How should I configure the date filter?

Hi there. I have a .csv file in which my @timestamp field is formatted like this:

0043838407D89D6773491A20160918215104.8191+020000

How should I configure Logstash to make it ignore the first part and correctly represent the timestamp?

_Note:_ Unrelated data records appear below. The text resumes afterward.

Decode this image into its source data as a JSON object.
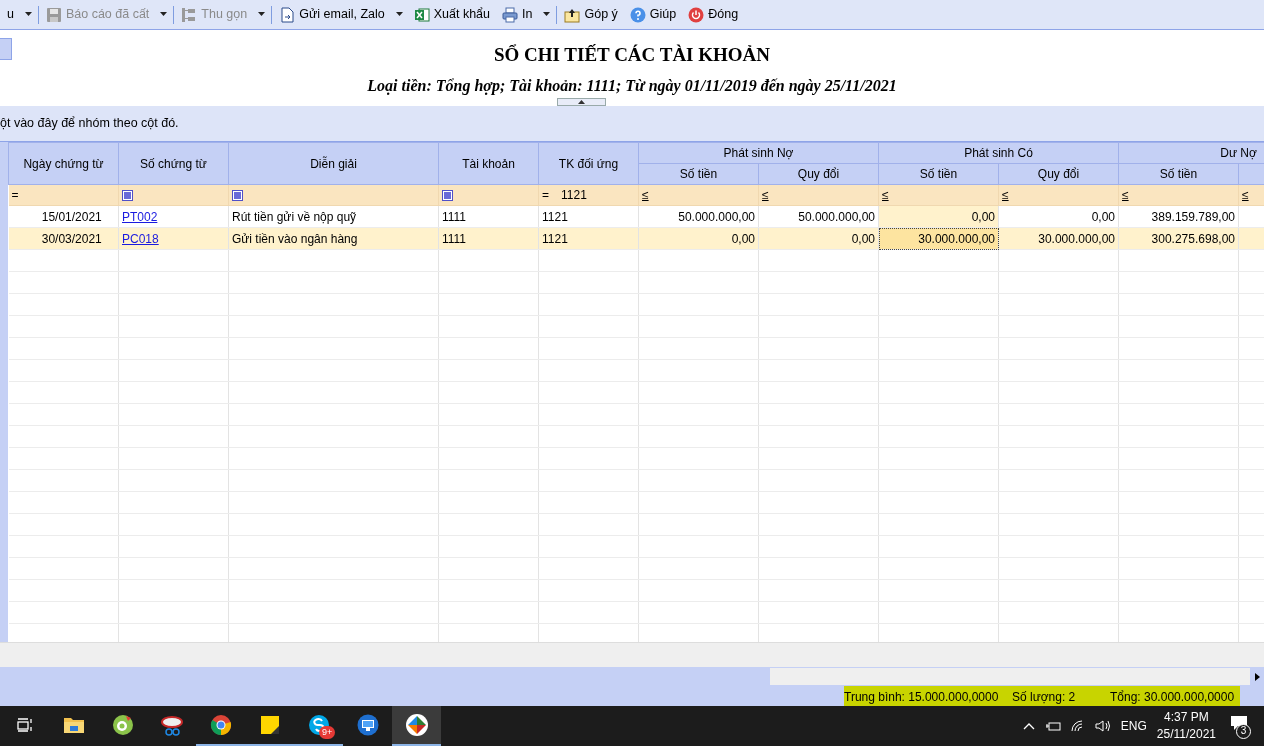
{
  "toolbar": {
    "groups": [
      [
        {
          "label": "u",
          "disabled": false,
          "dropdown": true
        }
      ],
      [
        {
          "label": "Báo cáo đã cất",
          "disabled": true,
          "dropdown": true
        }
      ],
      [
        {
          "label": "Thu gọn",
          "disabled": true,
          "dropdown": true
        }
      ],
      [
        {
          "label": "Gửi email, Zalo",
          "disabled": false,
          "dropdown": true
        },
        {
          "label": "Xuất khẩu",
          "disabled": false,
          "dropdown": false
        },
        {
          "label": "In",
          "disabled": false,
          "dropdown": true
        }
      ],
      [
        {
          "label": "Góp ý",
          "disabled": false,
          "dropdown": false
        },
        {
          "label": "Giúp",
          "disabled": false,
          "dropdown": false
        },
        {
          "label": "Đóng",
          "disabled": false,
          "dropdown": false
        }
      ]
    ]
  },
  "report": {
    "title": "SỔ CHI TIẾT CÁC TÀI KHOẢN",
    "subtitle": "Loại tiền: Tổng hợp; Tài khoản: 1111; Từ ngày 01/11/2019 đến ngày 25/11/2021"
  },
  "group_panel": {
    "hint": "ột vào đây để nhóm theo cột đó."
  },
  "table": {
    "columns": [
      {
        "label": "Ngày chứng từ",
        "kind": "date",
        "selected": false
      },
      {
        "label": "Số chứng từ",
        "kind": "link",
        "selected": false
      },
      {
        "label": "Diễn giải",
        "kind": "text",
        "selected": false
      },
      {
        "label": "Tài khoản",
        "kind": "text",
        "selected": false
      },
      {
        "label": "TK đối ứng",
        "kind": "text",
        "selected": false
      }
    ],
    "column_groups": [
      {
        "label": "Phát sinh Nợ",
        "columns": [
          {
            "label": "Số tiền",
            "kind": "number",
            "selected": false
          },
          {
            "label": "Quy đổi",
            "kind": "number",
            "selected": false
          }
        ]
      },
      {
        "label": "Phát sinh Có",
        "columns": [
          {
            "label": "Số tiền",
            "kind": "number",
            "selected": true
          },
          {
            "label": "Quy đổi",
            "kind": "number",
            "selected": false
          }
        ]
      },
      {
        "label": "Dư Nợ",
        "columns": [
          {
            "label": "Số tiền",
            "kind": "number",
            "selected": false
          },
          {
            "kind": "number",
            "selected": false
          }
        ]
      }
    ],
    "filters": [
      {
        "kind": "operator",
        "operator": "="
      },
      {
        "kind": "checkbox",
        "checked": true
      },
      {
        "kind": "checkbox",
        "checked": true
      },
      {
        "kind": "checkbox",
        "checked": true
      },
      {
        "kind": "operator",
        "operator": "=",
        "value": "1121"
      },
      {
        "kind": "operator",
        "operator": "≤"
      },
      {
        "kind": "operator",
        "operator": "≤"
      },
      {
        "kind": "operator",
        "operator": "≤"
      },
      {
        "kind": "operator",
        "operator": "≤"
      },
      {
        "kind": "operator",
        "operator": "≤"
      },
      {
        "kind": "operator",
        "operator": "≤"
      }
    ],
    "rows": [
      {
        "selected": false,
        "cells": [
          "15/01/2021",
          "PT002",
          "Rút tiền gửi về nộp quỹ",
          "1111",
          "1121",
          "50.000.000,00",
          "50.000.000,00",
          "0,00",
          "0,00",
          "389.159.789,00"
        ]
      },
      {
        "selected": true,
        "cells": [
          "30/03/2021",
          "PC018",
          "Gửi tiền vào ngân hàng",
          "1111",
          "1121",
          "0,00",
          "0,00",
          "30.000.000,00",
          "30.000.000,00",
          "300.275.698,00"
        ]
      }
    ]
  },
  "status_bar": {
    "items": [
      "Trung bình: 15.000.000,0000",
      "Số lượng: 2",
      "Tổng: 30.000.000,0000"
    ]
  },
  "taskbar": {
    "apps": [
      {
        "running": false,
        "active": false
      },
      {
        "running": false,
        "active": false
      },
      {
        "running": false,
        "active": false
      },
      {
        "running": true,
        "active": false
      },
      {
        "running": true,
        "active": false
      },
      {
        "running": true,
        "active": false,
        "badge": "9+"
      },
      {
        "running": false,
        "active": false
      },
      {
        "running": true,
        "active": true
      }
    ],
    "language": "ENG",
    "time": "4:37 PM",
    "date": "25/11/2021",
    "notifications": "3"
  }
}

My configuration file is the following:

input {
  file {
    path => "path/to/my/file.csv"
    type => "test"
    start_position => "beginning"
  }
}

filter {
  csv {
    columns => [
	    "@timestamp",
#           ... a lot of other columns ...
    ]
    separator => ","
  }
  date {
    match => [ "@timestamp" , "???" ]
  }
}

output {
  elasticsearch {
    hosts => ["elasticsearch:9200"]
  }
  stdout { codec => rubydebug }
}

Thanks a lot :slight_smile:

Where is the actual date in that?

20160918215104.8191+020000

You see, it's like YYYYMMddHHmmss.ssssZ but I'm unsure it would work and I don't know how to ignore the initial text.
Thanks

Use a grok filter to extract the pieces you're interested in.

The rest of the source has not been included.